Sequencing studies of all MERS-CoV genomes may reveal genetic features that will tell
us if MERS-CoV has the ability to mutate and spread efficiently. The rapid sharing
of genetic sequence information [10, 33] will provide valuable insights into the understanding
of the molecular characteristics and transmission dynamics, which will assist in defining
species specificity, ascertaining mutation rates and virulence, and also enabling
discovery of drug targets, novel drugs, diagnostics, and vaccines.

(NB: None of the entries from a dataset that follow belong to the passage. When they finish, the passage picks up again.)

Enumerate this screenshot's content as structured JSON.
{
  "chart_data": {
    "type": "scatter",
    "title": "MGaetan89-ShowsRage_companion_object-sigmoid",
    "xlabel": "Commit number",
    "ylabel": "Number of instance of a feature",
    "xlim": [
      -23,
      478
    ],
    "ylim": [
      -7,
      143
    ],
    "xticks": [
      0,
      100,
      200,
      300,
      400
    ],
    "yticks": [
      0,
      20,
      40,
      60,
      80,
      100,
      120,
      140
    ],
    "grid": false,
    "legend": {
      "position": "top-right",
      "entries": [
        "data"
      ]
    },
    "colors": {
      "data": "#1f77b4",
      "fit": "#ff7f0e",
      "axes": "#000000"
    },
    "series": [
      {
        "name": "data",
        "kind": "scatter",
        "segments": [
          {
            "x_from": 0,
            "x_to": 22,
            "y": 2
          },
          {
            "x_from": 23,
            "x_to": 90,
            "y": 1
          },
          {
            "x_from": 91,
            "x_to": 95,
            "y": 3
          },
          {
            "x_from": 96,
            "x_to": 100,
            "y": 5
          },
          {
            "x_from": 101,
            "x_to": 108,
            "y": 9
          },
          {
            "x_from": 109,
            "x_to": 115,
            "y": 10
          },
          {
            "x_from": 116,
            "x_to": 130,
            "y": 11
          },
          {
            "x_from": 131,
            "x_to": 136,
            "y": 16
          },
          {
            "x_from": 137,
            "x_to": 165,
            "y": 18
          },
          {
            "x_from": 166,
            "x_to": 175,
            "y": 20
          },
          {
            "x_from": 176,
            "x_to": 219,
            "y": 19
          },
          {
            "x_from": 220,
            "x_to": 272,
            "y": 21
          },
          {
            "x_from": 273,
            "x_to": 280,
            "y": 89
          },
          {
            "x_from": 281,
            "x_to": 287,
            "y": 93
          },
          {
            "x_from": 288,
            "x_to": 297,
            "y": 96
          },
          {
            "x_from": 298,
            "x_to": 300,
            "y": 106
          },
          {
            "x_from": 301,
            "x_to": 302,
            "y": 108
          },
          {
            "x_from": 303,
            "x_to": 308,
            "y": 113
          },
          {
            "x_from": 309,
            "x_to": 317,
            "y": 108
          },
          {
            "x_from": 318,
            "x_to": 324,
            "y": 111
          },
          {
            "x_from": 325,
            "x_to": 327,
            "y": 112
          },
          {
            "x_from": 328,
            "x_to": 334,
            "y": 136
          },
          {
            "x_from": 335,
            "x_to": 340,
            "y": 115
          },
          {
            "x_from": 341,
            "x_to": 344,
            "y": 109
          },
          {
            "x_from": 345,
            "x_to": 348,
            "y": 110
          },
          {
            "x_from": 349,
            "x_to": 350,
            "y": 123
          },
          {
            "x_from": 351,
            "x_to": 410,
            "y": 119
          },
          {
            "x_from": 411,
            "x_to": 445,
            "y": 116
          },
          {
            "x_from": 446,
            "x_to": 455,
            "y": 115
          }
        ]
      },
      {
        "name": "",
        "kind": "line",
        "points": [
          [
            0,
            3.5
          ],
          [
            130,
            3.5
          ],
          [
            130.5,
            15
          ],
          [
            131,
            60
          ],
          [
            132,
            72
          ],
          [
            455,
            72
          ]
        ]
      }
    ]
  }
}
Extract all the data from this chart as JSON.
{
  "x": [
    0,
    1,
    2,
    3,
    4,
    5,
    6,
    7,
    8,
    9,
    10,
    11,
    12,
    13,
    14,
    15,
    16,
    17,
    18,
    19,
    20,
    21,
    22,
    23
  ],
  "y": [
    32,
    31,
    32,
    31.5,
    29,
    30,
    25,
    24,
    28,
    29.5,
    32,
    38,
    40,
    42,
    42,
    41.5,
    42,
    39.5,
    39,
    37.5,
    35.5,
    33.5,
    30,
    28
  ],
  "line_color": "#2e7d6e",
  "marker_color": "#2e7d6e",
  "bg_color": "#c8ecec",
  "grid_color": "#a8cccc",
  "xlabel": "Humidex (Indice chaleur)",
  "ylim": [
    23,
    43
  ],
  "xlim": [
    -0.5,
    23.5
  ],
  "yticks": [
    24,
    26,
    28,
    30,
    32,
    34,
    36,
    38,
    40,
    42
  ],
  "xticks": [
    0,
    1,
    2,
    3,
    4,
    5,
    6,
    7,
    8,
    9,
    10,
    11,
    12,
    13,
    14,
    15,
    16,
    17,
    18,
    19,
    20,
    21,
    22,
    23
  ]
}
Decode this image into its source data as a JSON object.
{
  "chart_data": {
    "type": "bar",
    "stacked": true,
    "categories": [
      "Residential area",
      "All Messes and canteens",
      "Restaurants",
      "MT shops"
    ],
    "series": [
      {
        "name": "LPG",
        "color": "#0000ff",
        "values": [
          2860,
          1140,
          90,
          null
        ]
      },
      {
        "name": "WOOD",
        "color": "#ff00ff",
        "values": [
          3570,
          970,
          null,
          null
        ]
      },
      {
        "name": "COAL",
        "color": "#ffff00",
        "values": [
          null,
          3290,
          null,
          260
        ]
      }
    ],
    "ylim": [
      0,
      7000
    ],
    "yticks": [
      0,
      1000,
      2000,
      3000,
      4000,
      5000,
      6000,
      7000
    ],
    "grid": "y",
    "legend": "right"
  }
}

Two million pilgrims from over 180 countries, and 1 million local KSA pilgrims, have
recently visited Makkah and Madinah, KSA, to perform the 2013 annual Hajj pilgrimage,
and have returned home after stays of between 2 and 8 weeks. Millions of others will
visit KSA throughout the year for the mini-pilgrimage Umrah. While answers to priority
research on MERS-CoV are being sought, the need for more coordinated surveillance
and improved effective international cooperation between WHO, Middle Eastern governments,
academic stakeholders, and pharmaceutical companies remains critical to tackling this
ominous threat [34]. It is rather disconcerting that major knowledge gaps remain for
the current MERS-CoV outbreak over a year after its first discovery. Once again, this
illustrates that there remains a dire need for the establishment of robust public
health and clinical infrastructures, effective global consortia, and a stable funding
source for rapid and effective definition of new infectious diseases outbreaks and
threats, and for prioritizing research, preparedness, and response efforts.